I hadn’t realized, however, that he was self-taught, and was (initially at least) more of a folk painter than a professional artist. His portraits have that weird quality of looking straight out at you that you see in the works of American folk artists. He did have a good eye for color and could put paint on the canvas, but those skills alone wouldn’t have gotten him anywhere. What made his reputation was the weird and wonderful imagination that populated his jungle pictures. He never left Paris but had a rich vision of a fecund and brutal imaginary world.
The permanent collection of the Musée d’Orsay is always a delight, especially the impressionists on the 5th floor. I always notice something I hadn’t appreciated before, in this case a blurry little portrait by Seurat:
I was also reminded of the fact that real people can be at least as fabulous as those depicted in the artworks.
The Orsay admission also includes the Orangerie museum in the Tuileries, so I walked over there and revisited Monet’s two immersive waterlily rooms, as well as the impressive impressionist and post-impressionist collection on the lower level.
One observation I’ve often made about the finest impressionist art is that you can appreciate most any small section of brushwork as an abstraction as well as enjoying the entire work from a distance. I finally got around to posting a photo set putting forward this idea: Impressionism Far and Near
Thursday evening I had a Breton meal at an old favorite, Délices de la Lune on rue Poissonnière. (I was surprised to see that the Fork offers a 40% discount for advance bookings. This seems like gilding the lily since their prices are so modest anyway!)
On Friday I decided to check out the new shows at the edgy contemporary art museum, Palais de Tokyo, which I have sometimes loved and sometimes loathed. Although I liked several of the shows I saw there in mid-May the current crop left me stone cold, except for a few individual pieces and a wonderful sonic work by Ayoung Kim called “In This Vessel We Shall be Kept”. The concept of the work is crazy but remarkable: We are asked to take refuge in an ark against another great flood, but the ark in question is the Palais Garnier!

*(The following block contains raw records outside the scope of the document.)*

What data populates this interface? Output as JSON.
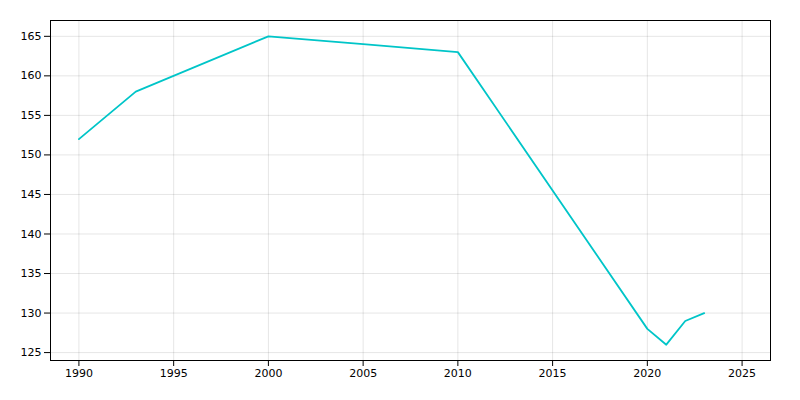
{
  "chart_data": {
    "type": "line",
    "x": [
      1990,
      1993,
      2000,
      2005,
      2010,
      2020,
      2021,
      2022,
      2023
    ],
    "values": [
      152,
      158,
      165,
      164,
      163,
      128,
      126,
      129,
      130
    ],
    "color": "#00c5c8",
    "xlim": [
      1988.5,
      2026.5
    ],
    "ylim": [
      124,
      167
    ],
    "xticks": [
      1990,
      1995,
      2000,
      2005,
      2010,
      2015,
      2020,
      2025
    ],
    "yticks": [
      125,
      130,
      135,
      140,
      145,
      150,
      155,
      160,
      165
    ],
    "grid": true
  }
}
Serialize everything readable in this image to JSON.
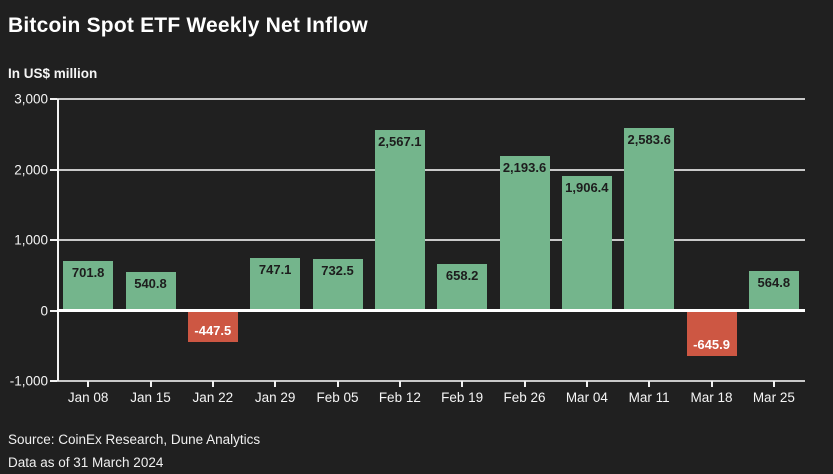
{
  "chart_data": {
    "type": "bar",
    "title": "Bitcoin Spot ETF Weekly Net Inflow",
    "subtitle": "In US$ million",
    "categories": [
      "Jan 08",
      "Jan 15",
      "Jan 22",
      "Jan 29",
      "Feb 05",
      "Feb 12",
      "Feb 19",
      "Feb 26",
      "Mar 04",
      "Mar 11",
      "Mar 18",
      "Mar 25"
    ],
    "values": [
      701.8,
      540.8,
      -447.5,
      747.1,
      732.5,
      2567.1,
      658.2,
      2193.6,
      1906.4,
      2583.6,
      -645.9,
      564.8
    ],
    "value_labels": [
      "701.8",
      "540.8",
      "-447.5",
      "747.1",
      "732.5",
      "2,567.1",
      "658.2",
      "2,193.6",
      "1,906.4",
      "2,583.6",
      "-645.9",
      "564.8"
    ],
    "ylim": [
      -1000,
      3000
    ],
    "ytick_values": [
      3000,
      2000,
      1000,
      0,
      -1000
    ],
    "ytick_labels": [
      "3,000",
      "2,000",
      "1,000",
      "0",
      "-1,000"
    ],
    "grid": "horizontal",
    "legend": "none",
    "colors": {
      "positive_bar": "#74b58c",
      "negative_bar": "#cd5743",
      "background": "#202020",
      "gridline": "#c9c9c9",
      "zero_line": "#ffffff",
      "label_on_positive": "#1d1d1d",
      "label_on_negative": "#ffffff"
    }
  },
  "footer": {
    "source_line": "Source: CoinEx Research, Dune Analytics",
    "date_line": "Data as of 31 March 2024"
  }
}
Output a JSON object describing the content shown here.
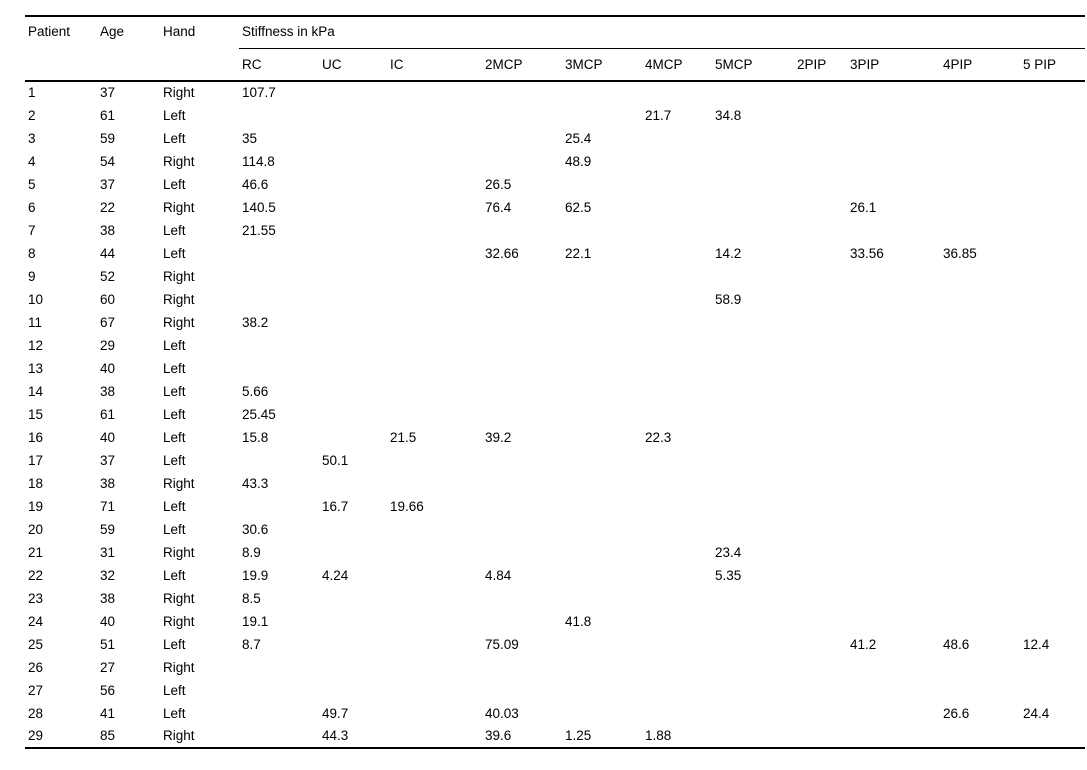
{
  "table": {
    "group_header": "Stiffness in kPa",
    "fixed_columns": [
      "Patient",
      "Age",
      "Hand"
    ],
    "subcolumns": [
      "RC",
      "UC",
      "IC",
      "2MCP",
      "3MCP",
      "4MCP",
      "5MCP",
      "2PIP",
      "3PIP",
      "4PIP",
      "5 PIP"
    ],
    "rows": [
      {
        "patient": "1",
        "age": "37",
        "hand": "Right",
        "values": [
          "107.7",
          "",
          "",
          "",
          "",
          "",
          "",
          "",
          "",
          "",
          ""
        ]
      },
      {
        "patient": "2",
        "age": "61",
        "hand": "Left",
        "values": [
          "",
          "",
          "",
          "",
          "",
          "21.7",
          "34.8",
          "",
          "",
          "",
          ""
        ]
      },
      {
        "patient": "3",
        "age": "59",
        "hand": "Left",
        "values": [
          "35",
          "",
          "",
          "",
          "25.4",
          "",
          "",
          "",
          "",
          "",
          ""
        ]
      },
      {
        "patient": "4",
        "age": "54",
        "hand": "Right",
        "values": [
          "114.8",
          "",
          "",
          "",
          "48.9",
          "",
          "",
          "",
          "",
          "",
          ""
        ]
      },
      {
        "patient": "5",
        "age": "37",
        "hand": "Left",
        "values": [
          "46.6",
          "",
          "",
          "26.5",
          "",
          "",
          "",
          "",
          "",
          "",
          ""
        ]
      },
      {
        "patient": "6",
        "age": "22",
        "hand": "Right",
        "values": [
          "140.5",
          "",
          "",
          "76.4",
          "62.5",
          "",
          "",
          "",
          "26.1",
          "",
          ""
        ]
      },
      {
        "patient": "7",
        "age": "38",
        "hand": "Left",
        "values": [
          "21.55",
          "",
          "",
          "",
          "",
          "",
          "",
          "",
          "",
          "",
          ""
        ]
      },
      {
        "patient": "8",
        "age": "44",
        "hand": "Left",
        "values": [
          "",
          "",
          "",
          "32.66",
          "22.1",
          "",
          "14.2",
          "",
          "33.56",
          "36.85",
          ""
        ]
      },
      {
        "patient": "9",
        "age": "52",
        "hand": "Right",
        "values": [
          "",
          "",
          "",
          "",
          "",
          "",
          "",
          "",
          "",
          "",
          ""
        ]
      },
      {
        "patient": "10",
        "age": "60",
        "hand": "Right",
        "values": [
          "",
          "",
          "",
          "",
          "",
          "",
          "58.9",
          "",
          "",
          "",
          ""
        ]
      },
      {
        "patient": "11",
        "age": "67",
        "hand": "Right",
        "values": [
          "38.2",
          "",
          "",
          "",
          "",
          "",
          "",
          "",
          "",
          "",
          ""
        ]
      },
      {
        "patient": "12",
        "age": "29",
        "hand": "Left",
        "values": [
          "",
          "",
          "",
          "",
          "",
          "",
          "",
          "",
          "",
          "",
          ""
        ]
      },
      {
        "patient": "13",
        "age": "40",
        "hand": "Left",
        "values": [
          "",
          "",
          "",
          "",
          "",
          "",
          "",
          "",
          "",
          "",
          ""
        ]
      },
      {
        "patient": "14",
        "age": "38",
        "hand": "Left",
        "values": [
          "5.66",
          "",
          "",
          "",
          "",
          "",
          "",
          "",
          "",
          "",
          ""
        ]
      },
      {
        "patient": "15",
        "age": "61",
        "hand": "Left",
        "values": [
          "25.45",
          "",
          "",
          "",
          "",
          "",
          "",
          "",
          "",
          "",
          ""
        ]
      },
      {
        "patient": "16",
        "age": "40",
        "hand": "Left",
        "values": [
          "15.8",
          "",
          "21.5",
          "39.2",
          "",
          "22.3",
          "",
          "",
          "",
          "",
          ""
        ]
      },
      {
        "patient": "17",
        "age": "37",
        "hand": "Left",
        "values": [
          "",
          "50.1",
          "",
          "",
          "",
          "",
          "",
          "",
          "",
          "",
          ""
        ]
      },
      {
        "patient": "18",
        "age": "38",
        "hand": "Right",
        "values": [
          "43.3",
          "",
          "",
          "",
          "",
          "",
          "",
          "",
          "",
          "",
          ""
        ]
      },
      {
        "patient": "19",
        "age": "71",
        "hand": "Left",
        "values": [
          "",
          "16.7",
          "19.66",
          "",
          "",
          "",
          "",
          "",
          "",
          "",
          ""
        ]
      },
      {
        "patient": "20",
        "age": "59",
        "hand": "Left",
        "values": [
          "30.6",
          "",
          "",
          "",
          "",
          "",
          "",
          "",
          "",
          "",
          ""
        ]
      },
      {
        "patient": "21",
        "age": "31",
        "hand": "Right",
        "values": [
          "8.9",
          "",
          "",
          "",
          "",
          "",
          "23.4",
          "",
          "",
          "",
          ""
        ]
      },
      {
        "patient": "22",
        "age": "32",
        "hand": "Left",
        "values": [
          "19.9",
          "4.24",
          "",
          "4.84",
          "",
          "",
          "5.35",
          "",
          "",
          "",
          ""
        ]
      },
      {
        "patient": "23",
        "age": "38",
        "hand": "Right",
        "values": [
          "8.5",
          "",
          "",
          "",
          "",
          "",
          "",
          "",
          "",
          "",
          ""
        ]
      },
      {
        "patient": "24",
        "age": "40",
        "hand": "Right",
        "values": [
          "19.1",
          "",
          "",
          "",
          "41.8",
          "",
          "",
          "",
          "",
          "",
          ""
        ]
      },
      {
        "patient": "25",
        "age": "51",
        "hand": "Left",
        "values": [
          "8.7",
          "",
          "",
          "75.09",
          "",
          "",
          "",
          "",
          "41.2",
          "48.6",
          "12.4"
        ]
      },
      {
        "patient": "26",
        "age": "27",
        "hand": "Right",
        "values": [
          "",
          "",
          "",
          "",
          "",
          "",
          "",
          "",
          "",
          "",
          ""
        ]
      },
      {
        "patient": "27",
        "age": "56",
        "hand": "Left",
        "values": [
          "",
          "",
          "",
          "",
          "",
          "",
          "",
          "",
          "",
          "",
          ""
        ]
      },
      {
        "patient": "28",
        "age": "41",
        "hand": "Left",
        "values": [
          "",
          "49.7",
          "",
          "40.03",
          "",
          "",
          "",
          "",
          "",
          "26.6",
          "24.4"
        ]
      },
      {
        "patient": "29",
        "age": "85",
        "hand": "Right",
        "values": [
          "",
          "44.3",
          "",
          "39.6",
          "1.25",
          "1.88",
          "",
          "",
          "",
          "",
          ""
        ]
      }
    ]
  }
}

There are some graphics explaining this conceit and giving the text of an immersive choral performance, which is the heart of the work. These texts are from various sources, including the Epic of Gilgamesh, the Bible and the Koran, which all exhort a chosen few to build an ark to survive a flood. You experience the choral work in a comfortable seat in a dark room, surrounded by eight speakers. I posted a clip to give you a taste, but you need to hear it for yourself!
As in prior years, I stumbled on some Fashion Week models at Palais de Tokyo; cute and emaciated as always, but this year with strikingly kookie hairdos.
Since it’s right there and free (except for the temporary shows) I also stopped in to the Musée d’Art Moderne de la Ville de Paris. I ended up paying for two of the shows, which were both pretty good: Paula Modersohn-Becker and Albert Marquet. Modersohn-Becker’s early portraits had a naive aspect reminiscent of Henri Rousseau, but her skills advanced rapidly, until her untimely death. Photos aren’t permitted in the shows, but I noticed this grisly little picture in the permanent collection, which is quite good even though overshadowed by the Pompidou.